A table of values is an organized chart of input (x) and output (y) pairs generated from an equation or rule, used to analyze relationships and create graphs.

Definition

A table of values lists pairs of numbers that satisfy a rule or equation. You choose x-values, plug them into the equation, and record the resulting y-values.

Example

For $y = 2x + 1$: when $x = 0$, $y = 1$; when $x = 1$, $y = 3$; when $x = 2$, $y = 5$. Record these as a table with an $x$ column and a $y$ column.

Key Insight

A table of values turns an abstract equation into a list of specific points you can plot on a graph.

Definition

A table of values is a systematic list of input-output pairs satisfying an equation. Choosing a range of x-values and evaluating y = f(x) for each produces points that can be graphed.
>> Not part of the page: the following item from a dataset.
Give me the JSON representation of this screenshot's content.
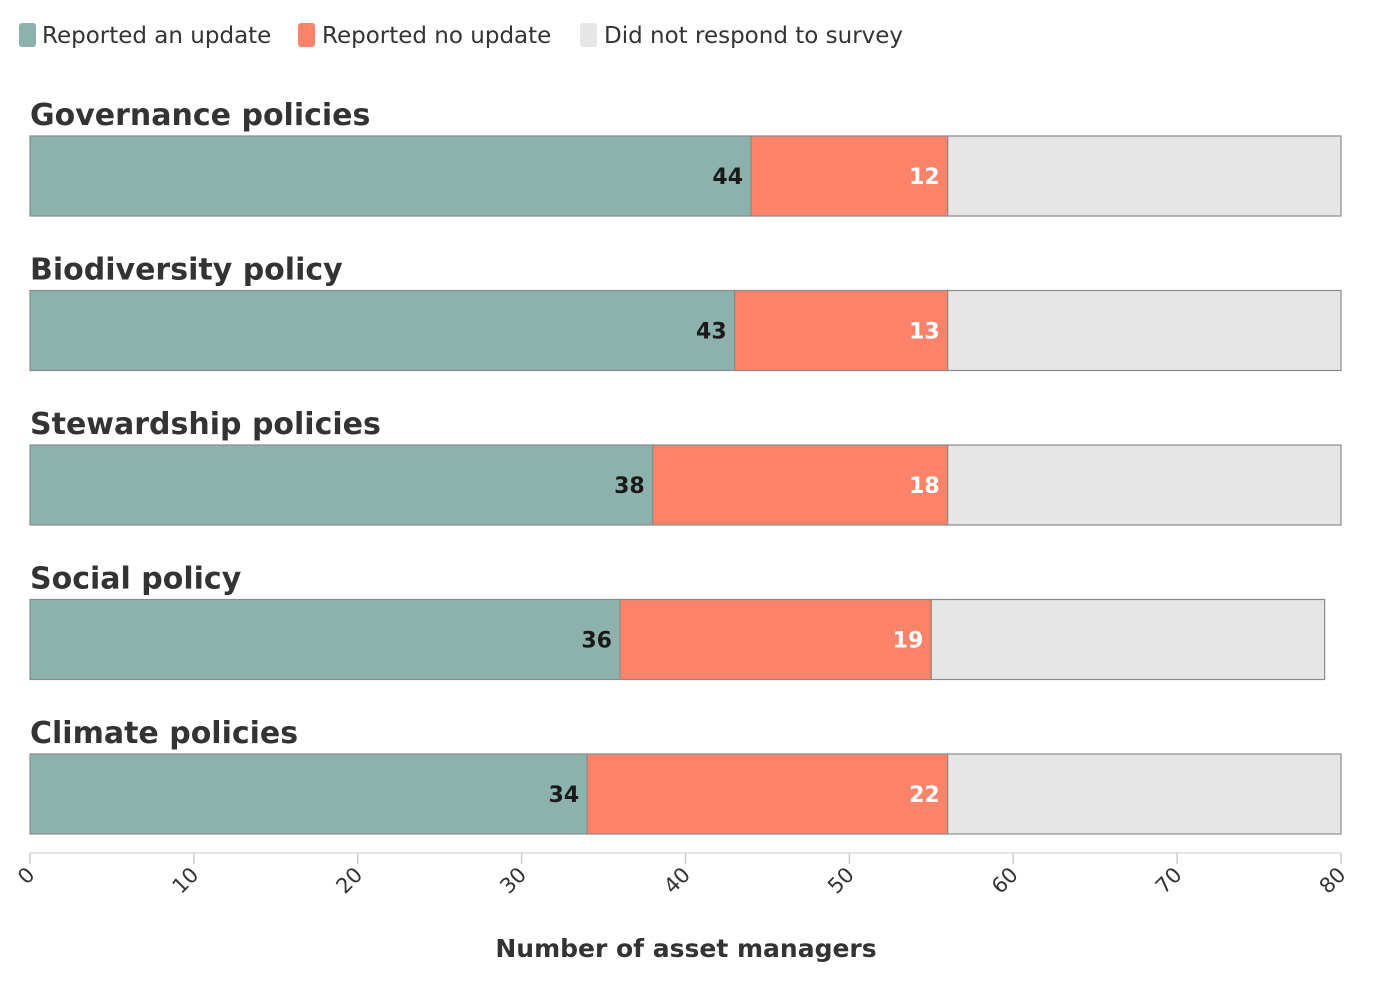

The table reveals patterns in the relationship.

Example

For $y = x^2 - 2$: $x = -2$ gives $y = 2$; $x = -1$ gives $y = -1$; $x = 0$ gives $y = -2$; $x = 1$ gives $y = -1$; $x = 2$ gives $y = 2$. The symmetry in the table reflects the parabola's axis of symmetry.

Key Insight

Patterns in a table of values reveal properties of the function: constant differences suggest linear, constant second differences suggest quadratic, and constant ratios suggest exponential.

Definition

A table of values is a finite sampling of the graph of a function $f: D \to \mathbb{R}$, listing pairs $(x_i, f(x_i))$ for chosen $x_i \in D$. Numerical methods use tables of values to approximate functions and integrals (e.g., Riemann sums, Newton's forward difference formula). Finite difference tables underpin interpolation via Newton's and Lagrange's methods.

Example

Newton's forward difference formula uses a table of equally spaced values to construct an interpolating polynomial: if $f(0) = 1$, $f(1) = 4$, $f(2) = 9$, $f(3) = 16$, the differences reveal the underlying polynomial $f(x) = (x+1)^2$.

Key Insight

Finite difference tables are the discrete analog of derivatives. The $n$-th order finite difference corresponds to the $n$-th derivative in the continuous setting, connecting discrete numerical methods to calculus.